Easy Variational Inference for Categorical Models via an Independent Binary Approximation
This work addresses scalability issues in Bayesian analysis for categorical data, which is incremental as it builds on existing binary models and variational methods.
The authors tackled the challenge of scaling Bayesian inference for categorical generalized linear models (GLMs) beyond a few dozen categories by introducing categorical-from-binary (CB) models, which enable fast and parallelizable variational inference, scaling to thousands of categories and outperforming competitors like ADVI and NUTS in time to achieve fixed prediction quality.
We pursue tractable Bayesian analysis of generalized linear models (GLMs) for categorical data.
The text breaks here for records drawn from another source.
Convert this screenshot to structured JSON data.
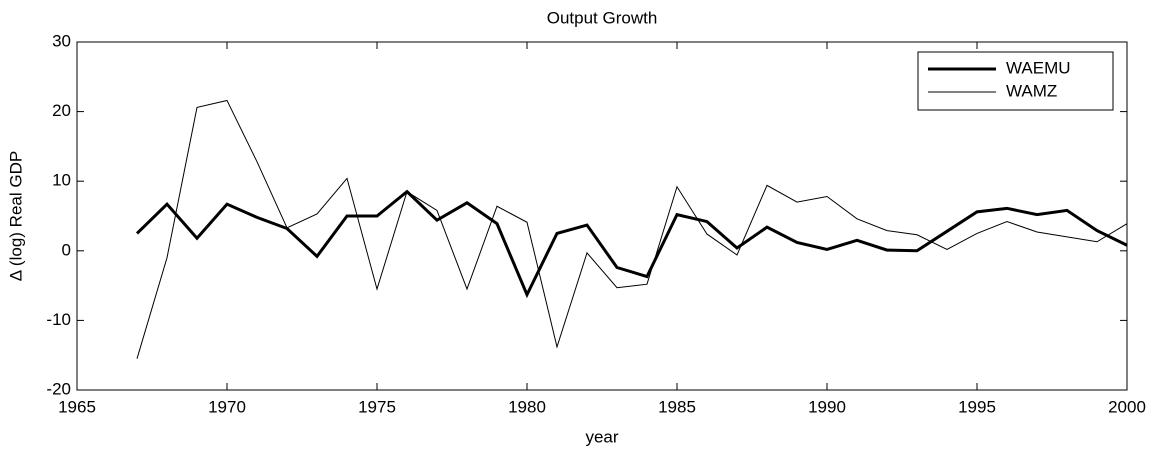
{
  "chart_data": {
    "type": "line",
    "title": "Output Growth",
    "xlabel": "year",
    "ylabel": "Δ (log) Real GDP",
    "x": [
      1967,
      1968,
      1969,
      1970,
      1971,
      1972,
      1973,
      1974,
      1975,
      1976,
      1977,
      1978,
      1979,
      1980,
      1981,
      1982,
      1983,
      1984,
      1985,
      1986,
      1987,
      1988,
      1989,
      1990,
      1991,
      1992,
      1993,
      1994,
      1995,
      1996,
      1997,
      1998,
      1999,
      2000
    ],
    "series": [
      {
        "name": "WAEMU",
        "color": "#000000",
        "linewidth": 3,
        "values": [
          2.5,
          6.7,
          1.8,
          6.7,
          4.8,
          3.2,
          -0.8,
          5.0,
          5.0,
          8.5,
          4.4,
          6.9,
          3.9,
          -6.3,
          2.5,
          3.7,
          -2.4,
          -3.7,
          5.2,
          4.2,
          0.4,
          3.4,
          1.2,
          0.2,
          1.5,
          0.1,
          0.0,
          2.8,
          5.6,
          6.1,
          5.2,
          5.8,
          2.9,
          0.8
        ]
      },
      {
        "name": "WAMZ",
        "color": "#000000",
        "linewidth": 1,
        "values": [
          -15.5,
          -1.0,
          20.6,
          21.6,
          12.8,
          3.3,
          5.3,
          10.4,
          -5.5,
          8.5,
          5.8,
          -5.5,
          6.4,
          4.1,
          -13.8,
          -0.3,
          -5.3,
          -4.8,
          9.2,
          2.4,
          -0.6,
          9.4,
          7.0,
          7.8,
          4.6,
          2.9,
          2.3,
          0.2,
          2.5,
          4.2,
          2.7,
          2.0,
          1.3,
          3.9
        ]
      }
    ],
    "xlim": [
      1965,
      2000
    ],
    "xticks": [
      1965,
      1970,
      1975,
      1980,
      1985,
      1990,
      1995,
      2000
    ],
    "ylim": [
      -20,
      30
    ],
    "yticks": [
      -20,
      -10,
      0,
      10,
      20,
      30
    ],
    "legend": "upper right",
    "grid": false
  }
}
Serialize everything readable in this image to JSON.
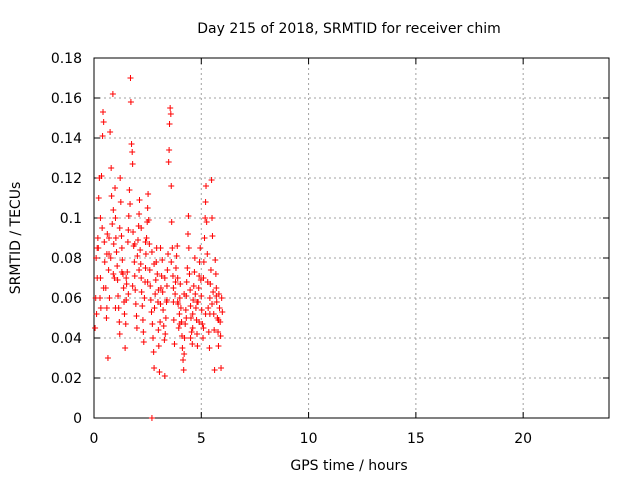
{
  "chart_data": {
    "type": "scatter",
    "title": "Day 215 of 2018, SRMTID for receiver chim",
    "xlabel": "GPS time / hours",
    "ylabel": "SRMTID / TECUs",
    "xlim": [
      0,
      24
    ],
    "ylim": [
      0,
      0.18
    ],
    "x_ticks": [
      "0",
      "5",
      "10",
      "15",
      "20"
    ],
    "x_tick_values": [
      0,
      5,
      10,
      15,
      20
    ],
    "y_ticks": [
      "0",
      "0.02",
      "0.04",
      "0.06",
      "0.08",
      "0.1",
      "0.12",
      "0.14",
      "0.16",
      "0.18"
    ],
    "y_tick_values": [
      0,
      0.02,
      0.04,
      0.06,
      0.08,
      0.1,
      0.12,
      0.14,
      0.16,
      0.18
    ],
    "grid": true,
    "marker": "+",
    "color": "#ff0000",
    "series": [
      {
        "name": "SRMTID",
        "points": [
          [
            0.05,
            0.045
          ],
          [
            0.08,
            0.06
          ],
          [
            0.1,
            0.08
          ],
          [
            0.12,
            0.052
          ],
          [
            0.15,
            0.07
          ],
          [
            0.18,
            0.09
          ],
          [
            0.2,
            0.085
          ],
          [
            0.22,
            0.11
          ],
          [
            0.25,
            0.12
          ],
          [
            0.28,
            0.06
          ],
          [
            0.3,
            0.1
          ],
          [
            0.32,
            0.055
          ],
          [
            0.35,
            0.121
          ],
          [
            0.38,
            0.095
          ],
          [
            0.4,
            0.141
          ],
          [
            0.42,
            0.153
          ],
          [
            0.45,
            0.148
          ],
          [
            0.48,
            0.088
          ],
          [
            0.5,
            0.078
          ],
          [
            0.55,
            0.065
          ],
          [
            0.58,
            0.05
          ],
          [
            0.6,
            0.055
          ],
          [
            0.62,
            0.092
          ],
          [
            0.65,
            0.03
          ],
          [
            0.68,
            0.074
          ],
          [
            0.7,
            0.082
          ],
          [
            0.72,
            0.06
          ],
          [
            0.75,
            0.143
          ],
          [
            0.78,
            0.08
          ],
          [
            0.8,
            0.125
          ],
          [
            0.82,
            0.111
          ],
          [
            0.85,
            0.097
          ],
          [
            0.88,
            0.162
          ],
          [
            0.9,
            0.104
          ],
          [
            0.92,
            0.087
          ],
          [
            0.95,
            0.07
          ],
          [
            0.98,
            0.115
          ],
          [
            1.0,
            0.1
          ],
          [
            1.02,
            0.09
          ],
          [
            1.05,
            0.083
          ],
          [
            1.08,
            0.076
          ],
          [
            1.1,
            0.069
          ],
          [
            1.12,
            0.061
          ],
          [
            1.15,
            0.055
          ],
          [
            1.18,
            0.048
          ],
          [
            1.2,
            0.042
          ],
          [
            1.22,
            0.12
          ],
          [
            1.25,
            0.108
          ],
          [
            1.28,
            0.091
          ],
          [
            1.3,
            0.085
          ],
          [
            1.32,
            0.079
          ],
          [
            1.35,
            0.072
          ],
          [
            1.38,
            0.065
          ],
          [
            1.4,
            0.058
          ],
          [
            1.42,
            0.052
          ],
          [
            1.45,
            0.035
          ],
          [
            1.48,
            0.047
          ],
          [
            1.5,
            0.059
          ],
          [
            1.52,
            0.067
          ],
          [
            1.55,
            0.073
          ],
          [
            1.58,
            0.088
          ],
          [
            1.6,
            0.094
          ],
          [
            1.62,
            0.101
          ],
          [
            1.65,
            0.114
          ],
          [
            1.68,
            0.107
          ],
          [
            1.7,
            0.17
          ],
          [
            1.72,
            0.158
          ],
          [
            1.75,
            0.137
          ],
          [
            1.78,
            0.133
          ],
          [
            1.8,
            0.127
          ],
          [
            1.82,
            0.093
          ],
          [
            1.85,
            0.086
          ],
          [
            1.88,
            0.078
          ],
          [
            1.9,
            0.071
          ],
          [
            1.92,
            0.064
          ],
          [
            1.95,
            0.057
          ],
          [
            1.98,
            0.051
          ],
          [
            2.0,
            0.045
          ],
          [
            2.02,
            0.081
          ],
          [
            2.05,
            0.089
          ],
          [
            2.08,
            0.096
          ],
          [
            2.1,
            0.102
          ],
          [
            2.12,
            0.109
          ],
          [
            2.15,
            0.084
          ],
          [
            2.18,
            0.077
          ],
          [
            2.2,
            0.07
          ],
          [
            2.22,
            0.063
          ],
          [
            2.25,
            0.056
          ],
          [
            2.28,
            0.049
          ],
          [
            2.3,
            0.043
          ],
          [
            2.32,
            0.038
          ],
          [
            2.35,
            0.06
          ],
          [
            2.38,
            0.068
          ],
          [
            2.4,
            0.075
          ],
          [
            2.42,
            0.082
          ],
          [
            2.45,
            0.09
          ],
          [
            2.48,
            0.098
          ],
          [
            2.5,
            0.105
          ],
          [
            2.52,
            0.112
          ],
          [
            2.55,
            0.099
          ],
          [
            2.58,
            0.087
          ],
          [
            2.6,
            0.074
          ],
          [
            2.62,
            0.066
          ],
          [
            2.65,
            0.059
          ],
          [
            2.68,
            0.053
          ],
          [
            2.7,
            0.0
          ],
          [
            2.72,
            0.047
          ],
          [
            2.75,
            0.04
          ],
          [
            2.78,
            0.033
          ],
          [
            2.8,
            0.025
          ],
          [
            2.82,
            0.055
          ],
          [
            2.85,
            0.062
          ],
          [
            2.88,
            0.069
          ],
          [
            2.9,
            0.078
          ],
          [
            2.92,
            0.085
          ],
          [
            2.95,
            0.072
          ],
          [
            2.98,
            0.058
          ],
          [
            3.0,
            0.044
          ],
          [
            3.02,
            0.036
          ],
          [
            3.05,
            0.023
          ],
          [
            3.08,
            0.048
          ],
          [
            3.1,
            0.057
          ],
          [
            3.12,
            0.065
          ],
          [
            3.15,
            0.071
          ],
          [
            3.18,
            0.079
          ],
          [
            3.2,
            0.063
          ],
          [
            3.22,
            0.054
          ],
          [
            3.25,
            0.046
          ],
          [
            3.28,
            0.039
          ],
          [
            3.3,
            0.021
          ],
          [
            3.32,
            0.042
          ],
          [
            3.35,
            0.05
          ],
          [
            3.38,
            0.058
          ],
          [
            3.4,
            0.066
          ],
          [
            3.42,
            0.074
          ],
          [
            3.45,
            0.082
          ],
          [
            3.48,
            0.128
          ],
          [
            3.5,
            0.134
          ],
          [
            3.52,
            0.147
          ],
          [
            3.55,
            0.155
          ],
          [
            3.58,
            0.152
          ],
          [
            3.6,
            0.116
          ],
          [
            3.62,
            0.098
          ],
          [
            3.65,
            0.085
          ],
          [
            3.68,
            0.071
          ],
          [
            3.7,
            0.058
          ],
          [
            3.72,
            0.049
          ],
          [
            3.75,
            0.037
          ],
          [
            3.78,
            0.062
          ],
          [
            3.8,
            0.068
          ],
          [
            3.82,
            0.075
          ],
          [
            3.85,
            0.081
          ],
          [
            3.88,
            0.086
          ],
          [
            3.9,
            0.07
          ],
          [
            3.92,
            0.057
          ],
          [
            3.95,
            0.045
          ],
          [
            3.98,
            0.052
          ],
          [
            4.0,
            0.06
          ],
          [
            4.02,
            0.067
          ],
          [
            4.05,
            0.055
          ],
          [
            4.08,
            0.048
          ],
          [
            4.1,
            0.041
          ],
          [
            4.12,
            0.035
          ],
          [
            4.15,
            0.029
          ],
          [
            4.18,
            0.024
          ],
          [
            4.2,
            0.032
          ],
          [
            4.22,
            0.04
          ],
          [
            4.25,
            0.047
          ],
          [
            4.28,
            0.054
          ],
          [
            4.3,
            0.061
          ],
          [
            4.32,
            0.068
          ],
          [
            4.35,
            0.075
          ],
          [
            4.38,
            0.092
          ],
          [
            4.4,
            0.101
          ],
          [
            4.42,
            0.085
          ],
          [
            4.45,
            0.072
          ],
          [
            4.48,
            0.064
          ],
          [
            4.5,
            0.056
          ],
          [
            4.52,
            0.05
          ],
          [
            4.55,
            0.043
          ],
          [
            4.58,
            0.037
          ],
          [
            4.6,
            0.052
          ],
          [
            4.62,
            0.059
          ],
          [
            4.65,
            0.066
          ],
          [
            4.68,
            0.073
          ],
          [
            4.7,
            0.08
          ],
          [
            4.72,
            0.062
          ],
          [
            4.75,
            0.055
          ],
          [
            4.78,
            0.049
          ],
          [
            4.8,
            0.042
          ],
          [
            4.82,
            0.036
          ],
          [
            4.85,
            0.058
          ],
          [
            4.88,
            0.065
          ],
          [
            4.9,
            0.071
          ],
          [
            4.92,
            0.078
          ],
          [
            4.95,
            0.085
          ],
          [
            4.98,
            0.069
          ],
          [
            5.0,
            0.061
          ],
          [
            5.02,
            0.054
          ],
          [
            5.05,
            0.047
          ],
          [
            5.08,
            0.04
          ],
          [
            5.1,
            0.07
          ],
          [
            5.12,
            0.078
          ],
          [
            5.15,
            0.09
          ],
          [
            5.18,
            0.1
          ],
          [
            5.2,
            0.108
          ],
          [
            5.22,
            0.116
          ],
          [
            5.25,
            0.098
          ],
          [
            5.28,
            0.082
          ],
          [
            5.3,
            0.068
          ],
          [
            5.32,
            0.055
          ],
          [
            5.35,
            0.043
          ],
          [
            5.38,
            0.035
          ],
          [
            5.4,
            0.06
          ],
          [
            5.42,
            0.067
          ],
          [
            5.45,
            0.074
          ],
          [
            5.48,
            0.119
          ],
          [
            5.5,
            0.1
          ],
          [
            5.52,
            0.091
          ],
          [
            5.55,
            0.063
          ],
          [
            5.58,
            0.052
          ],
          [
            5.6,
            0.044
          ],
          [
            5.62,
            0.024
          ],
          [
            5.65,
            0.079
          ],
          [
            5.68,
            0.072
          ],
          [
            5.7,
            0.065
          ],
          [
            5.72,
            0.058
          ],
          [
            5.75,
            0.05
          ],
          [
            5.78,
            0.043
          ],
          [
            5.8,
            0.036
          ],
          [
            5.82,
            0.062
          ],
          [
            5.85,
            0.055
          ],
          [
            5.88,
            0.048
          ],
          [
            5.9,
            0.041
          ],
          [
            5.92,
            0.025
          ],
          [
            5.95,
            0.06
          ],
          [
            5.98,
            0.053
          ],
          [
            0.15,
            0.085
          ],
          [
            0.45,
            0.065
          ],
          [
            0.7,
            0.09
          ],
          [
            1.0,
            0.055
          ],
          [
            1.3,
            0.073
          ],
          [
            1.6,
            0.062
          ],
          [
            1.9,
            0.087
          ],
          [
            2.2,
            0.095
          ],
          [
            2.5,
            0.068
          ],
          [
            2.8,
            0.077
          ],
          [
            3.1,
            0.085
          ],
          [
            3.4,
            0.059
          ],
          [
            3.7,
            0.065
          ],
          [
            4.0,
            0.047
          ],
          [
            4.3,
            0.05
          ],
          [
            4.6,
            0.045
          ],
          [
            4.9,
            0.048
          ],
          [
            5.2,
            0.052
          ],
          [
            5.5,
            0.057
          ],
          [
            5.8,
            0.049
          ],
          [
            0.3,
            0.07
          ],
          [
            0.6,
            0.082
          ],
          [
            0.9,
            0.072
          ],
          [
            1.2,
            0.095
          ],
          [
            1.5,
            0.07
          ],
          [
            1.8,
            0.066
          ],
          [
            2.1,
            0.074
          ],
          [
            2.4,
            0.088
          ],
          [
            2.7,
            0.083
          ],
          [
            3.0,
            0.064
          ],
          [
            3.3,
            0.07
          ],
          [
            3.6,
            0.078
          ],
          [
            3.9,
            0.058
          ],
          [
            4.2,
            0.062
          ],
          [
            4.5,
            0.04
          ],
          [
            4.8,
            0.058
          ],
          [
            5.1,
            0.045
          ],
          [
            5.4,
            0.052
          ],
          [
            5.7,
            0.061
          ]
        ]
      }
    ]
  }
}
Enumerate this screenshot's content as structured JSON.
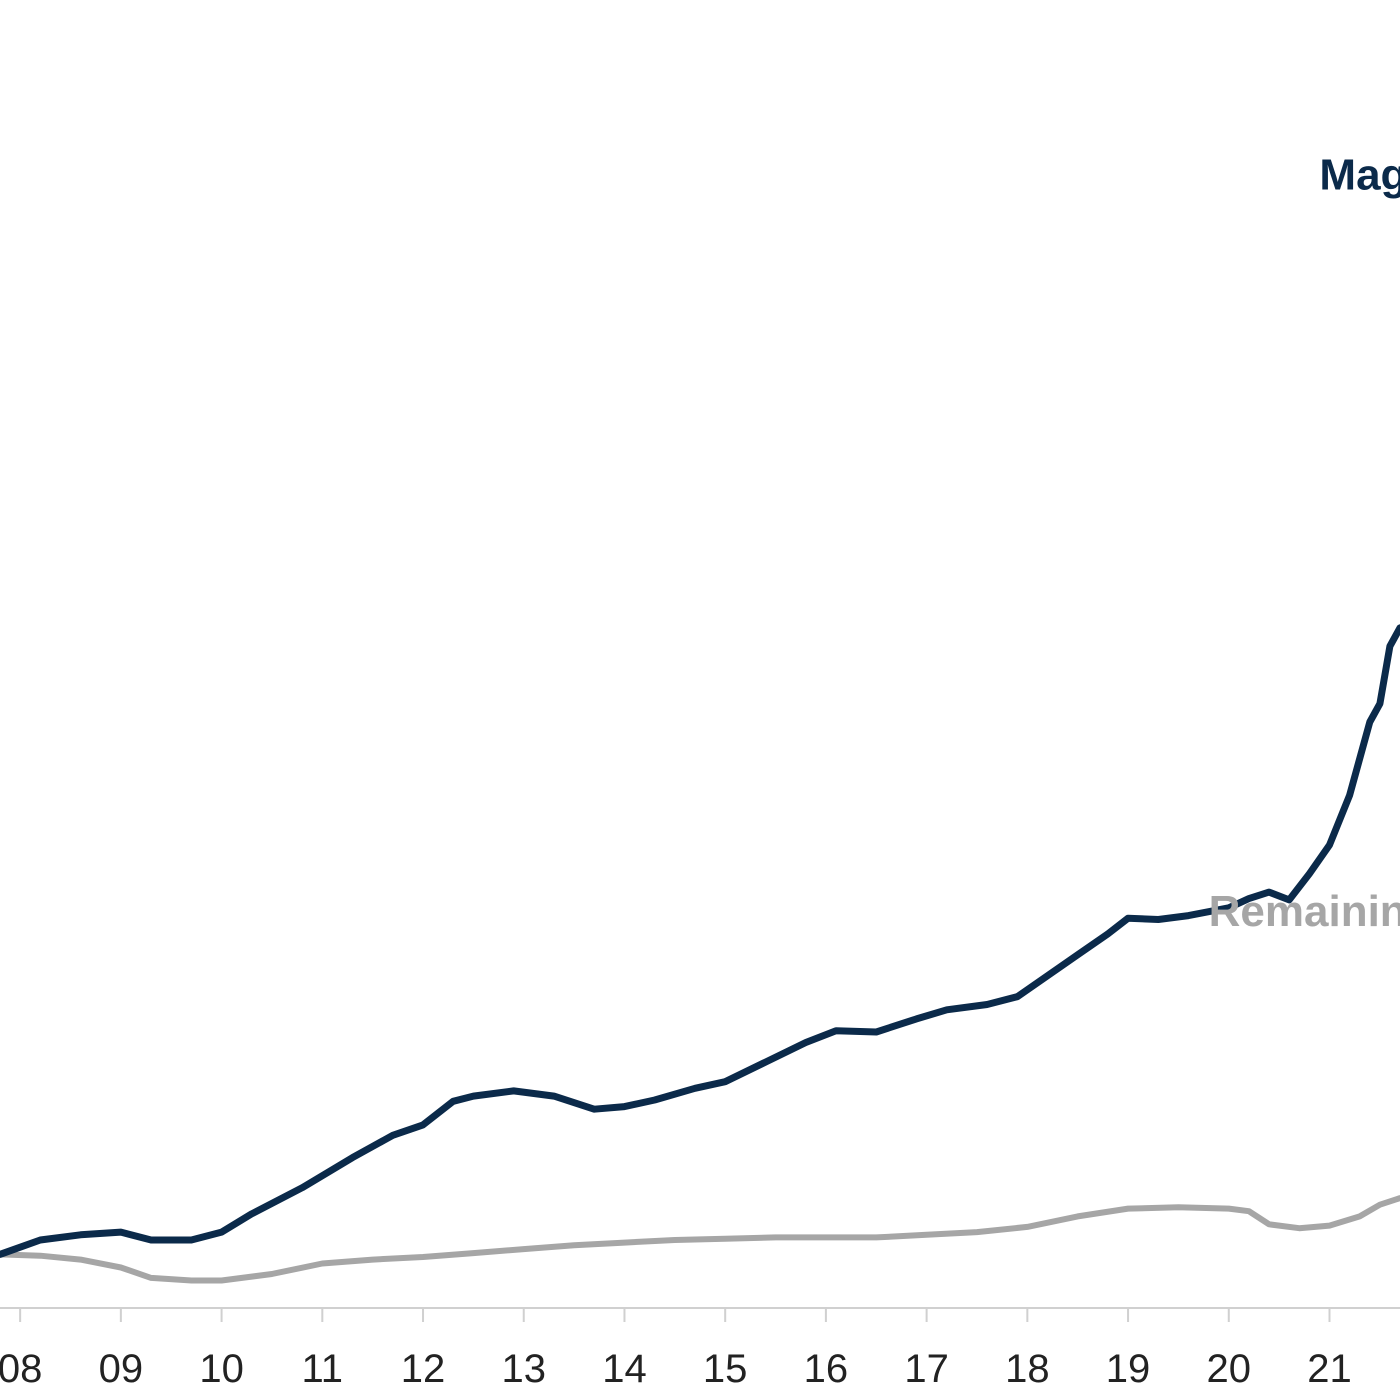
{
  "chart_data": {
    "type": "line",
    "title": "",
    "xlabel": "",
    "ylabel": "",
    "x_ticks": [
      "08",
      "09",
      "10",
      "11",
      "12",
      "13",
      "14",
      "15",
      "16",
      "17",
      "18",
      "19",
      "20",
      "21"
    ],
    "xlim": [
      7.8,
      21.7
    ],
    "ylim": [
      0,
      100
    ],
    "grid": false,
    "series": [
      {
        "name": "Mag",
        "color": "#0b2a4a",
        "label_anchor": {
          "x": 20.9,
          "y": 85.5
        },
        "points": [
          [
            7.8,
            4.1
          ],
          [
            8.2,
            5.2
          ],
          [
            8.6,
            5.6
          ],
          [
            9.0,
            5.8
          ],
          [
            9.3,
            5.2
          ],
          [
            9.7,
            5.2
          ],
          [
            10.0,
            5.8
          ],
          [
            10.3,
            7.2
          ],
          [
            10.8,
            9.2
          ],
          [
            11.3,
            11.5
          ],
          [
            11.7,
            13.2
          ],
          [
            12.0,
            14.0
          ],
          [
            12.3,
            15.8
          ],
          [
            12.5,
            16.2
          ],
          [
            12.9,
            16.6
          ],
          [
            13.3,
            16.2
          ],
          [
            13.7,
            15.2
          ],
          [
            14.0,
            15.4
          ],
          [
            14.3,
            15.9
          ],
          [
            14.7,
            16.8
          ],
          [
            15.0,
            17.3
          ],
          [
            15.4,
            18.8
          ],
          [
            15.8,
            20.3
          ],
          [
            16.1,
            21.2
          ],
          [
            16.5,
            21.1
          ],
          [
            16.9,
            22.1
          ],
          [
            17.2,
            22.8
          ],
          [
            17.6,
            23.2
          ],
          [
            17.9,
            23.8
          ],
          [
            18.2,
            25.4
          ],
          [
            18.5,
            27.0
          ],
          [
            18.8,
            28.6
          ],
          [
            19.0,
            29.8
          ],
          [
            19.3,
            29.7
          ],
          [
            19.6,
            30.0
          ],
          [
            20.0,
            30.6
          ],
          [
            20.2,
            31.3
          ],
          [
            20.4,
            31.8
          ],
          [
            20.6,
            31.2
          ],
          [
            20.8,
            33.2
          ],
          [
            21.0,
            35.4
          ],
          [
            21.2,
            39.2
          ],
          [
            21.4,
            44.8
          ],
          [
            21.5,
            46.2
          ],
          [
            21.6,
            50.6
          ],
          [
            21.7,
            52.0
          ]
        ]
      },
      {
        "name": "Remainin",
        "color": "#a6a6a6",
        "label_anchor": {
          "x": 19.8,
          "y": 29.2
        },
        "points": [
          [
            7.8,
            4.1
          ],
          [
            8.2,
            4.0
          ],
          [
            8.6,
            3.7
          ],
          [
            9.0,
            3.1
          ],
          [
            9.3,
            2.3
          ],
          [
            9.7,
            2.1
          ],
          [
            10.0,
            2.1
          ],
          [
            10.5,
            2.6
          ],
          [
            11.0,
            3.4
          ],
          [
            11.5,
            3.7
          ],
          [
            12.0,
            3.9
          ],
          [
            12.5,
            4.2
          ],
          [
            13.0,
            4.5
          ],
          [
            13.5,
            4.8
          ],
          [
            14.0,
            5.0
          ],
          [
            14.5,
            5.2
          ],
          [
            15.0,
            5.3
          ],
          [
            15.5,
            5.4
          ],
          [
            16.0,
            5.4
          ],
          [
            16.5,
            5.4
          ],
          [
            17.0,
            5.6
          ],
          [
            17.5,
            5.8
          ],
          [
            18.0,
            6.2
          ],
          [
            18.5,
            7.0
          ],
          [
            19.0,
            7.6
          ],
          [
            19.5,
            7.7
          ],
          [
            20.0,
            7.6
          ],
          [
            20.2,
            7.4
          ],
          [
            20.4,
            6.4
          ],
          [
            20.7,
            6.1
          ],
          [
            21.0,
            6.3
          ],
          [
            21.3,
            7.0
          ],
          [
            21.5,
            7.9
          ],
          [
            21.7,
            8.4
          ]
        ]
      }
    ]
  }
}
Thus far, GLMs are difficult to scale to more than a few dozen categories due to non-conjugacy or strong posterior dependencies when using conjugate auxiliary variable methods. We define a new class of GLMs for categorical data called categorical-from-binary (CB) models. Each CB model has a likelihood that is bounded by the product of binary likelihoods, suggesting a natural posterior approximation. This approximation makes inference straightforward and fast; using well-known auxiliary variables for probit or logistic regression, the product of binary models admits conjugate closed-form variational inference that is embarrassingly parallel across categories and invariant to category ordering. Moreover, an independent binary model simultaneously approximates multiple CB models. Bayesian model averaging over these can improve the quality of the approximation for any given dataset. We show that our approach scales to thousands of categories, outperforming posterior estimation competitors like Automatic Differentiation Variational Inference (ADVI) and No U-Turn Sampling (NUTS) in the time required to achieve fixed prediction quality.